Ammonite

it's like Ingmar Bergman died for somebody's sins, but not mine
dir: Francis Lee
2020
Ammonite. It’s a fossil.
Why is this film called Ammonite? Because one of the characters was famous for the fossils she discovered, back when women in England weren’t allowed to vote, own stuff or count numbers out loud for fear of shriveling up all the gentlemen’s dicks with their fancy book learnin’.
Mary Anning found a bunch of sea monster fossils at a place called Lyme Regis, from the age of 11 onwards, and was quite adept and skilled when it came to finding, excavating and drawing them. She accumulated a lot of knowledge, but she couldn’t be allowed to join the Royal Society of Geologists or even call herself a science type person because, obviously no testicles means not scientist.

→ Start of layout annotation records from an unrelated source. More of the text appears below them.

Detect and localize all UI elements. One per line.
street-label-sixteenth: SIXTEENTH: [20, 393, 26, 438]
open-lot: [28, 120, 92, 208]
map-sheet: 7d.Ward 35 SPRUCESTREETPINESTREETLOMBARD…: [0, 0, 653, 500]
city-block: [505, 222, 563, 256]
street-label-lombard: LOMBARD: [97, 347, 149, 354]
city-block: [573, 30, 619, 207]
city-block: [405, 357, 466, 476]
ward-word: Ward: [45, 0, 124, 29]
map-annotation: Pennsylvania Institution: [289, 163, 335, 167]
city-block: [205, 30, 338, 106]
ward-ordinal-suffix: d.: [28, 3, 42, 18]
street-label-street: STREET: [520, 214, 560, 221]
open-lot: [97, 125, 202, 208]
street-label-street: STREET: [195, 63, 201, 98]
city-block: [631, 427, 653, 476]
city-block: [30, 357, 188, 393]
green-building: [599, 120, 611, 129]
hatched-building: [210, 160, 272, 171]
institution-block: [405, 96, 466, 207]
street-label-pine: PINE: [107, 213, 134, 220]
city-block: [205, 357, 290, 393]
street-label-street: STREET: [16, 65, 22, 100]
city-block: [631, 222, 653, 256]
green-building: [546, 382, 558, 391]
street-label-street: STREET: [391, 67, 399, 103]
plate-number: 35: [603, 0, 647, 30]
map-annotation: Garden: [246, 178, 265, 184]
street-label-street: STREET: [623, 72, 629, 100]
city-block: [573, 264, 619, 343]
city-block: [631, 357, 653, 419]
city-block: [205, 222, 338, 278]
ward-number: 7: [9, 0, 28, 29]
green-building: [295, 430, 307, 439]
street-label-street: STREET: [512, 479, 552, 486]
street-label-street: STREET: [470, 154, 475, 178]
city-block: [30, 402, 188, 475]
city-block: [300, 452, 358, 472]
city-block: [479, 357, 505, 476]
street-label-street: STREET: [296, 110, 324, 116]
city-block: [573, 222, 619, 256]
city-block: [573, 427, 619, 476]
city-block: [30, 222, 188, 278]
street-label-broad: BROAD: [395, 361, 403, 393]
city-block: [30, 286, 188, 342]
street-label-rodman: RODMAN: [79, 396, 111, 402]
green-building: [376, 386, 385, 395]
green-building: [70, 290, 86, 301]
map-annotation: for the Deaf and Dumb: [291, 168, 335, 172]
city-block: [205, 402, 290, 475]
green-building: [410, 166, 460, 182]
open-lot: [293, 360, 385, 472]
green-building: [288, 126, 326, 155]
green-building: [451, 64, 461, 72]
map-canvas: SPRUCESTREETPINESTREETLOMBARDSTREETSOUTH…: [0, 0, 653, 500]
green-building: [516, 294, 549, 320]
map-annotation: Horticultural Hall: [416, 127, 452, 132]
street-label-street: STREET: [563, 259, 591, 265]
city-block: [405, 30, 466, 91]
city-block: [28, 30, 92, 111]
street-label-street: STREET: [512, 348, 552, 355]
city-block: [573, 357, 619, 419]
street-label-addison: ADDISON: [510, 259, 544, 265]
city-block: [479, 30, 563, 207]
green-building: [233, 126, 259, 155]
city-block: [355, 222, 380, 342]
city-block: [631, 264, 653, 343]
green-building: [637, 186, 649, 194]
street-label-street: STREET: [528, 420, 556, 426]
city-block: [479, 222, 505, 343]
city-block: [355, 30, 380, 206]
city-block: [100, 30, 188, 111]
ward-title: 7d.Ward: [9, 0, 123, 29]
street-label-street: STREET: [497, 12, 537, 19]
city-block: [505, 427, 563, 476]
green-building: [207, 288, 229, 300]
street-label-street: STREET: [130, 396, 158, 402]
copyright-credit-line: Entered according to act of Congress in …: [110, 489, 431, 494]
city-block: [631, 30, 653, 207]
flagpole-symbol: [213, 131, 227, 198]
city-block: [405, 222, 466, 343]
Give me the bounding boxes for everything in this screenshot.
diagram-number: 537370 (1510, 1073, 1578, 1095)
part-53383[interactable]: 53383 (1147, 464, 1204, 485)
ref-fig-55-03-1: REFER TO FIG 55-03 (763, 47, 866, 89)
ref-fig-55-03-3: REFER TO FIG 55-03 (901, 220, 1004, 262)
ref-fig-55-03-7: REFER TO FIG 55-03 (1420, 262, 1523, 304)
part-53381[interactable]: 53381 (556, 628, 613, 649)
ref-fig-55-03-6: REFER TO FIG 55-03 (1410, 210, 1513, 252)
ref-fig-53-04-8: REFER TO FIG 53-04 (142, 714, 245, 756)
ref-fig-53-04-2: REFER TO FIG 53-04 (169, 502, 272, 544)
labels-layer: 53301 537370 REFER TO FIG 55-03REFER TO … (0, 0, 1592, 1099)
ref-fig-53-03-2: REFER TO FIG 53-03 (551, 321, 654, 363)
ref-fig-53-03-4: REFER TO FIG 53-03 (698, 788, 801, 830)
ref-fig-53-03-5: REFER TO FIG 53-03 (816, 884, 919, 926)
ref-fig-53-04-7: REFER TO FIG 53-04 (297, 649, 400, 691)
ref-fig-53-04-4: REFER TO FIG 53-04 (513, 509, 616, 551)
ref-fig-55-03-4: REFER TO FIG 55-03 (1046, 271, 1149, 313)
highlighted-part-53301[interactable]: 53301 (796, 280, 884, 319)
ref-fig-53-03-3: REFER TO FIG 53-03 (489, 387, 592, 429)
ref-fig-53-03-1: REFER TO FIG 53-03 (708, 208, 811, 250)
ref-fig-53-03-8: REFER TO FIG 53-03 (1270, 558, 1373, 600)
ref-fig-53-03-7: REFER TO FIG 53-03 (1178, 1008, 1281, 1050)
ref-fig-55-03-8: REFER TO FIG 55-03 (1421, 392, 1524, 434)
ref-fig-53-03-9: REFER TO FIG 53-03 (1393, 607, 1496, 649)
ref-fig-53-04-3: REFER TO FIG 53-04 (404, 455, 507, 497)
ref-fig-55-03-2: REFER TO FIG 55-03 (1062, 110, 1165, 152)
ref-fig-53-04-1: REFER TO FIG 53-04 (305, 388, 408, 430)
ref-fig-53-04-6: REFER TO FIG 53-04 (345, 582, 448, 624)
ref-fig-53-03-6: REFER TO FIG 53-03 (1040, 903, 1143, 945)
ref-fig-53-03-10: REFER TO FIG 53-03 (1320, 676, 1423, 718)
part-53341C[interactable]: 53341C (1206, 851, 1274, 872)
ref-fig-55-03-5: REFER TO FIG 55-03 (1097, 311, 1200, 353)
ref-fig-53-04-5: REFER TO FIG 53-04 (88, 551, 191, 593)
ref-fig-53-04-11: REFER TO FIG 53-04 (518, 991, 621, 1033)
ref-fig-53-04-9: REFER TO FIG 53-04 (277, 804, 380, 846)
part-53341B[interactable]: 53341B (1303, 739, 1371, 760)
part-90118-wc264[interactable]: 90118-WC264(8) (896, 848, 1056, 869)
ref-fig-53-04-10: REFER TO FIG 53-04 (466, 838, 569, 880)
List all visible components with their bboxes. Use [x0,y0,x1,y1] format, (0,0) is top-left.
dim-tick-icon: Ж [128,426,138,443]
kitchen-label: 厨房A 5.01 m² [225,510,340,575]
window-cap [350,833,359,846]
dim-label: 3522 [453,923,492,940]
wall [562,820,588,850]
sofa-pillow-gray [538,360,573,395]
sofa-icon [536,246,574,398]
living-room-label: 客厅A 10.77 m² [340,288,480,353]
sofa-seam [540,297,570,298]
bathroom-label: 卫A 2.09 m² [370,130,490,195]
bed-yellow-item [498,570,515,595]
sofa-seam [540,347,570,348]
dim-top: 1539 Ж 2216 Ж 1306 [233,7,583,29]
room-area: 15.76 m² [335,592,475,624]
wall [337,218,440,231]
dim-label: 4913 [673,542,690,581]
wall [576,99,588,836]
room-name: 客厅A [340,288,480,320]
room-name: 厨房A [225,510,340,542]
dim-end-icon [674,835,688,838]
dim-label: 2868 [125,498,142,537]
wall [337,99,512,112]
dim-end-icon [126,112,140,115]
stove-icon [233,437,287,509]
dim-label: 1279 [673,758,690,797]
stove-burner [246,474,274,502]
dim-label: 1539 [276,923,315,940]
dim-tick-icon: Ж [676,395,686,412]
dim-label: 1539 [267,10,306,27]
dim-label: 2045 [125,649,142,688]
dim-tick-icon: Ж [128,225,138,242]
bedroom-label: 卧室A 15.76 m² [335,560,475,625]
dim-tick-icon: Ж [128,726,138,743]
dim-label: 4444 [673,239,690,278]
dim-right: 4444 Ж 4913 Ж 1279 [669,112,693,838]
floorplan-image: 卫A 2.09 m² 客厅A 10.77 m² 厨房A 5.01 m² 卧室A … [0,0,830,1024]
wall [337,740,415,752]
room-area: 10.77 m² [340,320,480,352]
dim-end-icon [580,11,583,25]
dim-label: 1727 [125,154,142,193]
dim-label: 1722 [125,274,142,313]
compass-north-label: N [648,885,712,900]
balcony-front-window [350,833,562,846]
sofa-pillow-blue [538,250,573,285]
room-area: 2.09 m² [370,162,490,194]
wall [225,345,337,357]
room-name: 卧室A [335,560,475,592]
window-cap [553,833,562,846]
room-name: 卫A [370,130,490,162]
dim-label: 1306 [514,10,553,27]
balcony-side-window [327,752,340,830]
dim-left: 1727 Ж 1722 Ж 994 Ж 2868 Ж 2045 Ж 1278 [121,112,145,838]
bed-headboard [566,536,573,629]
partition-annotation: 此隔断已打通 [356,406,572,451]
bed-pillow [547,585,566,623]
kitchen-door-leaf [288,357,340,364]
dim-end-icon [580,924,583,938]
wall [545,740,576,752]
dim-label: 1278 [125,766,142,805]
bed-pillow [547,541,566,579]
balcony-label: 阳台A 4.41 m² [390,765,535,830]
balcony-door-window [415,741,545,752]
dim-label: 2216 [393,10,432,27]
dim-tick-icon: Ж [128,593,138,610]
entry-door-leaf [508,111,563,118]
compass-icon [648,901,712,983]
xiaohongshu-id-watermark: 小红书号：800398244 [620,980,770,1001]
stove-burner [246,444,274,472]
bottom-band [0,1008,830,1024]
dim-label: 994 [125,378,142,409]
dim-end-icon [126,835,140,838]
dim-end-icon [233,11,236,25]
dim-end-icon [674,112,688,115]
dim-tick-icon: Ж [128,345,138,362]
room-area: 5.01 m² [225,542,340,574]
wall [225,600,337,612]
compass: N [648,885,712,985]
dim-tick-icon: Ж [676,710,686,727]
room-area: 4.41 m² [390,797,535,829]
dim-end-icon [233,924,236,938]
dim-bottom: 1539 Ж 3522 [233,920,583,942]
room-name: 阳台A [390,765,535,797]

But she found and excavated what would be called ichthyosaurs, pteranadons and plesiosaurs and stacks of other fossils, including ammonites, those spiral shells so synonymous with limestone, and she was good at it. Few people start an entire branch of science, but she was surely one of the progenitors of modern paleontology (if that isn’t oxymoronic language, and I think it probably is). This is the rare instance where I knew something about the person a movie is about (this is not a biopic, not really), but, like most British figures from history, I knew about her because of an episode of Horrible Histories which I watched with my daughter years ago. I thought it was a pretty fascinating story about a pretty dauntless, accomplished person, who barely got credit in her lifetime for her work or achievements.
Ammonite is a story about Mary Anning and her relationship with the world, not so much about her achievements. The film conjectures that Mary’s experiences in life, being one of the only surviving children of a family of ten, where most died soon after birth, and living with the grimmest ghoul of a mother (Gemma Jones) in a place that looks utterly soul-draining, had an impact. She, herself, is fossil-like, stone cold, living only to please her desolate, dour mother and find more fossils for sale. It’s their only source of income, and, amazingly, fossils don’t go for much, because there isn’t much of a market.
As portrayed in the film, a dilettante, a prancing smug poser of a jerk called Roderick Murchison (James McArdle) walks into her shop and fawns over her and her discoveries. She, being Mary Anning (the always great Kate Winslet), listens to his prattle with unconcealed disinterest. She does like to make a sale, though.